The study found that when weight was lost in moderate amounts, patients were able to reverse life-threatening artery damage.

Diets that proved effective included Mediterranean diets, low-fat diets and low-carbohydrate diets such as the “Atkins” diet.

Researchers said these regimes helped lower the patients’ blood pressure and reduce the thickness of their arteries.

Patients who took part had the thickness and wall volume of their carotid arteries measured by ultrasound. Those with thicker and heavier arteries are at risk from atherosclerosis, a condition closely linked with strokes and heart attacks.

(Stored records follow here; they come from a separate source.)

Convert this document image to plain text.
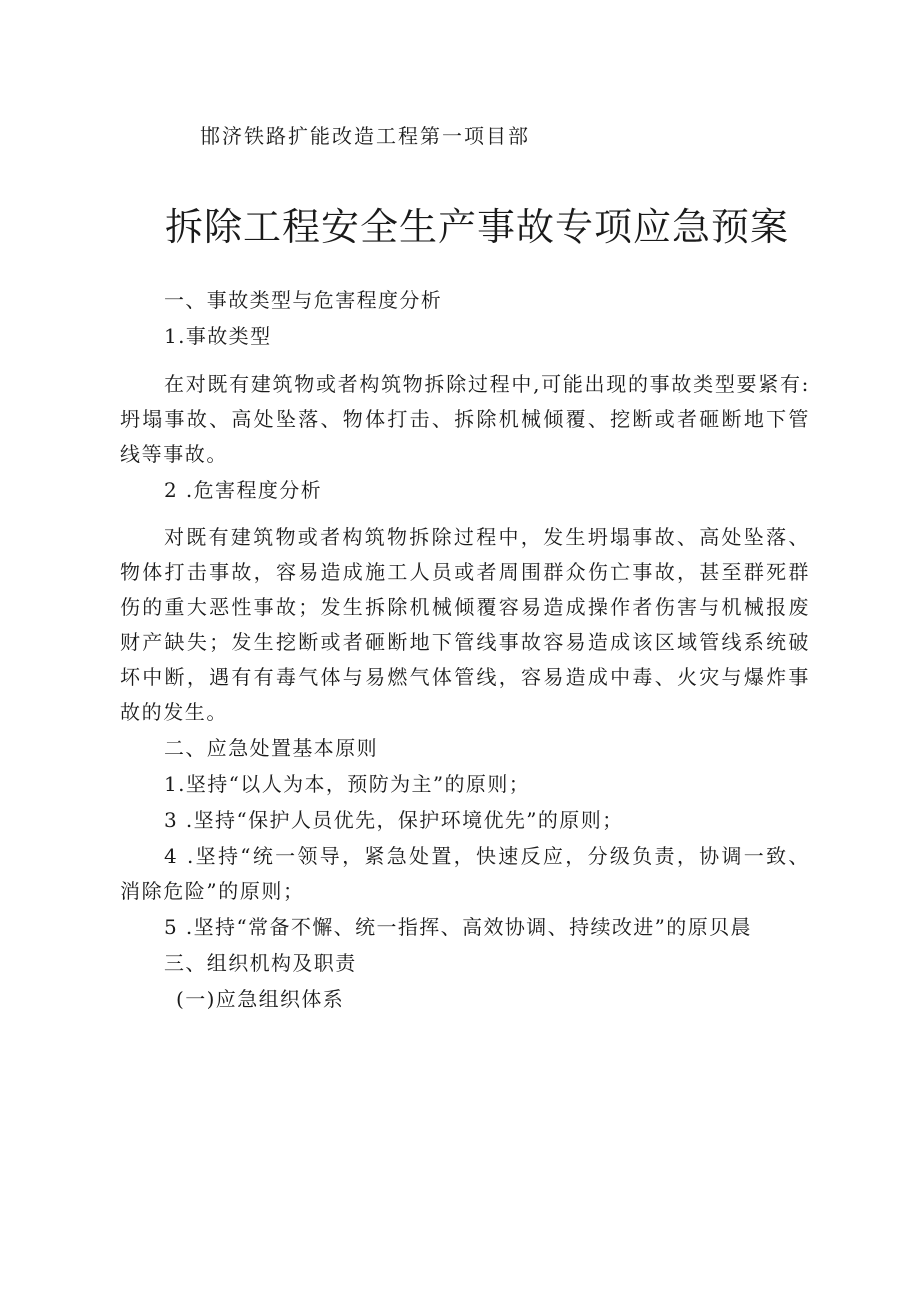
邯济铁路扩能改造工程第一项目部
拆除工程安全生产事故专项应急预案

一、事故类型与危害程度分析

1.事故类型

在对既有建筑物或者构筑物拆除过程中,可能出现的事故类型要紧有:坍塌事故、高处坠落、物体打击、拆除机械倾覆、挖断或者砸断地下管线等事故。

2 .危害程度分析

对既有建筑物或者构筑物拆除过程中，发生坍塌事故、高处坠落、物体打击事故，容易造成施工人员或者周围群众伤亡事故，甚至群死群伤的重大恶性事故；发生拆除机械倾覆容易造成操作者伤害与机械报废财产缺失；发生挖断或者砸断地下管线事故容易造成该区域管线系统破坏中断，遇有有毒气体与易燃气体管线，容易造成中毒、火灾与爆炸事故的发生。

二、应急处置基本原则

1.坚持“以人为本，预防为主”的原则；

3 .坚持“保护人员优先，保护环境优先”的原则；

4 .坚持“统一领导，紧急处置，快速反应，分级负责，协调一致、消除危险”的原则；

5 .坚持“常备不懈、统一指挥、高效协调、持续改进”的原贝晨

三、组织机构及职责

(一)应急组织体系
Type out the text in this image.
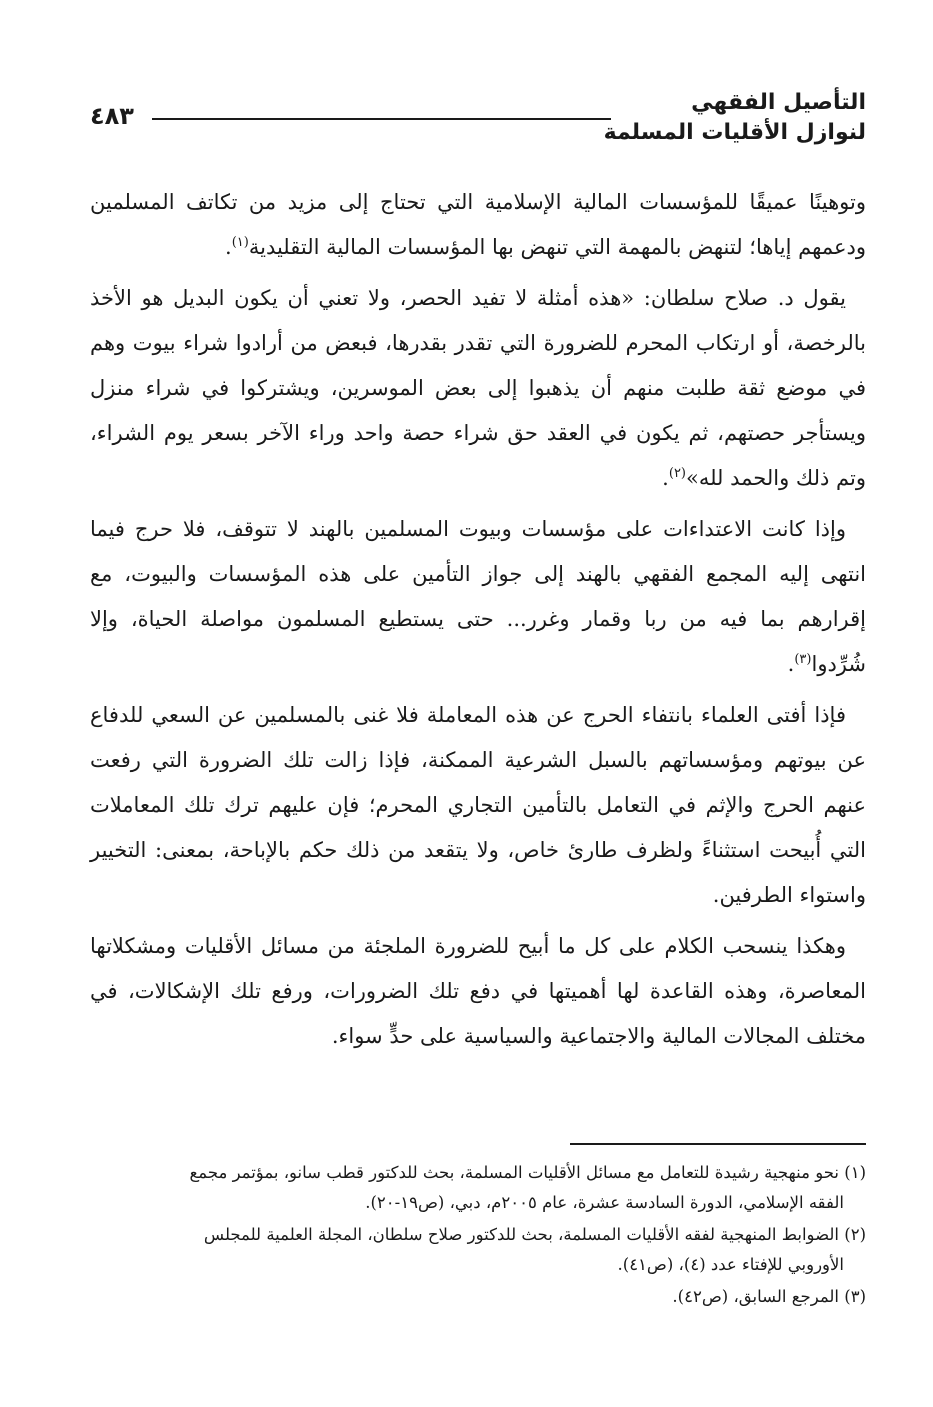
التأصيل الفقهي
لنوازل الأقليات المسلمة
٤٨٣

وتوهينًا عميقًا للمؤسسات المالية الإسلامية التي تحتاج إلى مزيد من تكاتف المسلمين ودعمهم إياها؛ لتنهض بالمهمة التي تنهض بها المؤسسات المالية التقليدية$^{(١)}$.

يقول د. صلاح سلطان: «هذه أمثلة لا تفيد الحصر، ولا تعني أن يكون البديل هو الأخذ بالرخصة، أو ارتكاب المحرم للضرورة التي تقدر بقدرها، فبعض من أرادوا شراء بيوت وهم في موضع ثقة طلبت منهم أن يذهبوا إلى بعض الموسرين، ويشتركوا في شراء منزل ويستأجر حصتهم، ثم يكون في العقد حق شراء حصة واحد وراء الآخر بسعر يوم الشراء، وتم ذلك والحمد لله»$^{(٢)}$.

وإذا كانت الاعتداءات على مؤسسات وبيوت المسلمين بالهند لا تتوقف، فلا حرج فيما انتهى إليه المجمع الفقهي بالهند إلى جواز التأمين على هذه المؤسسات والبيوت، مع إقرارهم بما فيه من ربا وقمار وغرر... حتى يستطيع المسلمون مواصلة الحياة، وإلا شُرِّدوا$^{(٣)}$.

فإذا أفتى العلماء بانتفاء الحرج عن هذه المعاملة فلا غنى بالمسلمين عن السعي للدفاع عن بيوتهم ومؤسساتهم بالسبل الشرعية الممكنة، فإذا زالت تلك الضرورة التي رفعت عنهم الحرج والإثم في التعامل بالتأمين التجاري المحرم؛ فإن عليهم ترك تلك المعاملات التي أُبيحت استثناءً ولظرف طارئ خاص، ولا يتقعد من ذلك حكم بالإباحة، بمعنى: التخيير واستواء الطرفين.

وهكذا ينسحب الكلام على كل ما أبيح للضرورة الملجئة من مسائل الأقليات ومشكلاتها المعاصرة، وهذه القاعدة لها أهميتها في دفع تلك الضرورات، ورفع تلك الإشكالات، في مختلف المجالات المالية والاجتماعية والسياسية على حدٍّ سواء.

(١) نحو منهجية رشيدة للتعامل مع مسائل الأقليات المسلمة، بحث للدكتور قطب سانو، بمؤتمر مجمع
الفقه الإسلامي، الدورة السادسة عشرة، عام ٢٠٠٥م، دبي، (ص١٩-٢٠).
(٢) الضوابط المنهجية لفقه الأقليات المسلمة، بحث للدكتور صلاح سلطان، المجلة العلمية للمجلس
الأوروبي للإفتاء عدد (٤)، (ص٤١).
(٣) المرجع السابق، (ص٤٢).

The condition results in fatty deposits building up on the blood vessel walls.

The results from the study found that the carotid arteries of patients on the diets had lost 5% of their wall volume on average after two years and 1.1% of their thickness.

Compared with less successful patients, those whose arteries had improved most lost more weight and underwent a greater reduction in blood pressure.

The findings linked sustained moderate weight loss with a reversal of artery damage.

Study leader Dr Iris Shai, from Ben-Gurion University of the Negev in Israel, said: “The effect is more pronounced among mildly obese persons who lose more than 5.5 kilograms of body weight and whose systolic blood pressure (the pressure with each heart beat) decreases by more than 7 mmHg (millimetres of mercury).”

The findings are reported in Circulation: Journal of the American Heart Association.